学术文献库

Computer-generated holograms with their animated, three-dimensional appearance have long appealed to our imagination as the path towards truly immersive displays with bi-directional natural parallax. Impressive progress in updateable 3-D imagery has been achieved with liquid crystal modulators and high-resolution, but quasi-static holograms are being recorded in photosensitive materials. However, the memory requirements and computational loads of real-time, large-area holography will be hard to tackle for several decades to come with the current paradigm based on a matrix calculations and bit-plane writing.
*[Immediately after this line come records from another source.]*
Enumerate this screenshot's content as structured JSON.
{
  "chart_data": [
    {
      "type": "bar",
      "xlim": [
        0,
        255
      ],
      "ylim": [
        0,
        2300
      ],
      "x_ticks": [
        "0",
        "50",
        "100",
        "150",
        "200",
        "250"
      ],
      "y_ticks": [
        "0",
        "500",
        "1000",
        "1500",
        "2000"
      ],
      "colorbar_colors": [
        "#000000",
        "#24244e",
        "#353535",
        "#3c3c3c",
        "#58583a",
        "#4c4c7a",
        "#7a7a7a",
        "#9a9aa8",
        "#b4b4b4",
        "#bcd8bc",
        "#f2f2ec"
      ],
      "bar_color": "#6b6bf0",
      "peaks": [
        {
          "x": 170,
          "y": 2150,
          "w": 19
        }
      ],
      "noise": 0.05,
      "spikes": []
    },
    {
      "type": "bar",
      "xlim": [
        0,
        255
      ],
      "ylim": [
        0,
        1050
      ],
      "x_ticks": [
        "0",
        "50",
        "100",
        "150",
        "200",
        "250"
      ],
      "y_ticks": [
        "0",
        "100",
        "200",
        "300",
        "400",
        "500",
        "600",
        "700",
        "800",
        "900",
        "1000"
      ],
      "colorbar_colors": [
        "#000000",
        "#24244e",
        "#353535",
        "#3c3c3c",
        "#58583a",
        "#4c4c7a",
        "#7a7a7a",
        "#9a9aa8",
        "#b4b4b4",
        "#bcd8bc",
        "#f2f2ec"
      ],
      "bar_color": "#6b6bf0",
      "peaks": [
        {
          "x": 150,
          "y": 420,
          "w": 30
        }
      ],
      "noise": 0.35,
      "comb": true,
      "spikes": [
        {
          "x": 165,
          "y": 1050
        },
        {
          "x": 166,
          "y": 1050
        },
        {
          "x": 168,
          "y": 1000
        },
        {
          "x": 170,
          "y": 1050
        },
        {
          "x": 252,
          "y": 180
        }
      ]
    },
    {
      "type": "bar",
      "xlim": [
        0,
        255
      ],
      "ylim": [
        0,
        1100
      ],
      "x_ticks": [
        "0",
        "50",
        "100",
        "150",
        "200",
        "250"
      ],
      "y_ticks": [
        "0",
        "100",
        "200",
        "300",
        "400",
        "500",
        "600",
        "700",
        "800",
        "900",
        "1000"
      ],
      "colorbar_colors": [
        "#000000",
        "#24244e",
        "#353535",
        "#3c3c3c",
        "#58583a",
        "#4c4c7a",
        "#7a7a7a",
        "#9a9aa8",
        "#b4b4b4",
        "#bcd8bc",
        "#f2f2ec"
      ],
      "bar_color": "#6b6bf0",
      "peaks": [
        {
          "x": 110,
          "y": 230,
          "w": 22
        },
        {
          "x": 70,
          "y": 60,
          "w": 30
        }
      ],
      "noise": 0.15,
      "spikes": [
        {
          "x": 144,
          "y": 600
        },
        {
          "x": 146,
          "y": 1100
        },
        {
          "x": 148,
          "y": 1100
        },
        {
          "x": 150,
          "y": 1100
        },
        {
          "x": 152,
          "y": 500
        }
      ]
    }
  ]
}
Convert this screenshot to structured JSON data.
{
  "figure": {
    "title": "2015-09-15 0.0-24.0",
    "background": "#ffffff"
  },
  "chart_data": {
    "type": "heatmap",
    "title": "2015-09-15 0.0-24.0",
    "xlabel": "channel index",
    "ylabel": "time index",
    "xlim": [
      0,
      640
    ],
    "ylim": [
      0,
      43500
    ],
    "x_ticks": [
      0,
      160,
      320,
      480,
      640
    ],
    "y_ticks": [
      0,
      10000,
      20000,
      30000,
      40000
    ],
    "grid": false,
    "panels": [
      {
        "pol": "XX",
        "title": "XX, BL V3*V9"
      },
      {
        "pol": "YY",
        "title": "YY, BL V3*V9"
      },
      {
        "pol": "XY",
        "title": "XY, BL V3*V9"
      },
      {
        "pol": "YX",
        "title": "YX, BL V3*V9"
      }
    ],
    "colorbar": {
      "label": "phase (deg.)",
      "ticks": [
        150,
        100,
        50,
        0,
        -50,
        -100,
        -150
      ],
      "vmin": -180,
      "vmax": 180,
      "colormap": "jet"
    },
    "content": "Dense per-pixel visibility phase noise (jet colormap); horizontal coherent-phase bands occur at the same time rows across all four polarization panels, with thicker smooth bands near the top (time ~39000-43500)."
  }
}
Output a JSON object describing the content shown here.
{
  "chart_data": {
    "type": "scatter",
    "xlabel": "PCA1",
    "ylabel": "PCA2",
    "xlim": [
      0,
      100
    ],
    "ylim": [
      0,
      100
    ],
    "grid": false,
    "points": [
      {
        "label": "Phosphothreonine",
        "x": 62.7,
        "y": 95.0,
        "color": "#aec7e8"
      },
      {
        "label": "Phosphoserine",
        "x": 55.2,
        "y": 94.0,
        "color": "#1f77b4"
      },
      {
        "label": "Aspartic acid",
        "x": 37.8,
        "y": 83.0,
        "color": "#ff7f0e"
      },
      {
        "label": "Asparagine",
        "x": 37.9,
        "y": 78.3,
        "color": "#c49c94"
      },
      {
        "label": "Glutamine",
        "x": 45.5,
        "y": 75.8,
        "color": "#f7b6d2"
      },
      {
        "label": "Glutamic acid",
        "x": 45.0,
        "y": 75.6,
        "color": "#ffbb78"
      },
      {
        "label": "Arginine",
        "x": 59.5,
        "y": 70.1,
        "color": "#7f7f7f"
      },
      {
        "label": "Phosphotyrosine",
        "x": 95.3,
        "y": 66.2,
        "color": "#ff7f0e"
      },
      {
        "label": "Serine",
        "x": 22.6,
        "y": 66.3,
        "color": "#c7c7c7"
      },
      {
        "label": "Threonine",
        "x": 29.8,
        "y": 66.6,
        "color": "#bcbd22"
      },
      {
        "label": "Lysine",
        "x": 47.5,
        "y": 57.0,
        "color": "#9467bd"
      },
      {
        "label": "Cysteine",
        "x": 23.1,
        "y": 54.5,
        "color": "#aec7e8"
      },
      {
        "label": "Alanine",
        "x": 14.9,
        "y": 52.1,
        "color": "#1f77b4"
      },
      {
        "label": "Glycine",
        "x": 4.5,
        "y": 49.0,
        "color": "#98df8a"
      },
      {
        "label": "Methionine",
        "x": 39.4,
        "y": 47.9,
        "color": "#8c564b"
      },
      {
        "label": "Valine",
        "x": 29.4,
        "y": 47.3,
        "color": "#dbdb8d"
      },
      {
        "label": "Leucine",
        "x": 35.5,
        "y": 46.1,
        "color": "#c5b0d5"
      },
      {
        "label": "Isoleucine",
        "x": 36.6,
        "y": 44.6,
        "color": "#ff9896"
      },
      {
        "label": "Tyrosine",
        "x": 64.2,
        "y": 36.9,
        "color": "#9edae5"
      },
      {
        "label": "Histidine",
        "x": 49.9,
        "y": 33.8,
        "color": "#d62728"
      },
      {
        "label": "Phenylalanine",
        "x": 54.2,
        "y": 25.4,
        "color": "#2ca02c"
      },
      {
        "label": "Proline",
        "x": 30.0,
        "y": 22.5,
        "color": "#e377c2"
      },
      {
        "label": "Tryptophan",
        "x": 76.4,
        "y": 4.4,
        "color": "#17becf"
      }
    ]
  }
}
Here, we experimentally demonstrate a conceptually novel, holistic approach to serial computation and repeatable writing of computer-generated dynamic holograms without Fourier transform, using minimal amounts of computer memory. We use the ultrafast opto-magnetic recording of holographic patterns in a ferrimagnetic film with femtosecond laser pulses, driven by on-the-fly hardware computation of a single holographic point. The intensity-threshold nature of the magnetic medium allows sub-diffraction-limited, point-by-point toggling of arbitrarily localized magnetic spots on the sample, according to the proposed circular detour-phase encoding, providing complex modulation and symmetrical suppression of upper diffractive orders and conjugated terms in holographically reconstructed 3-D images.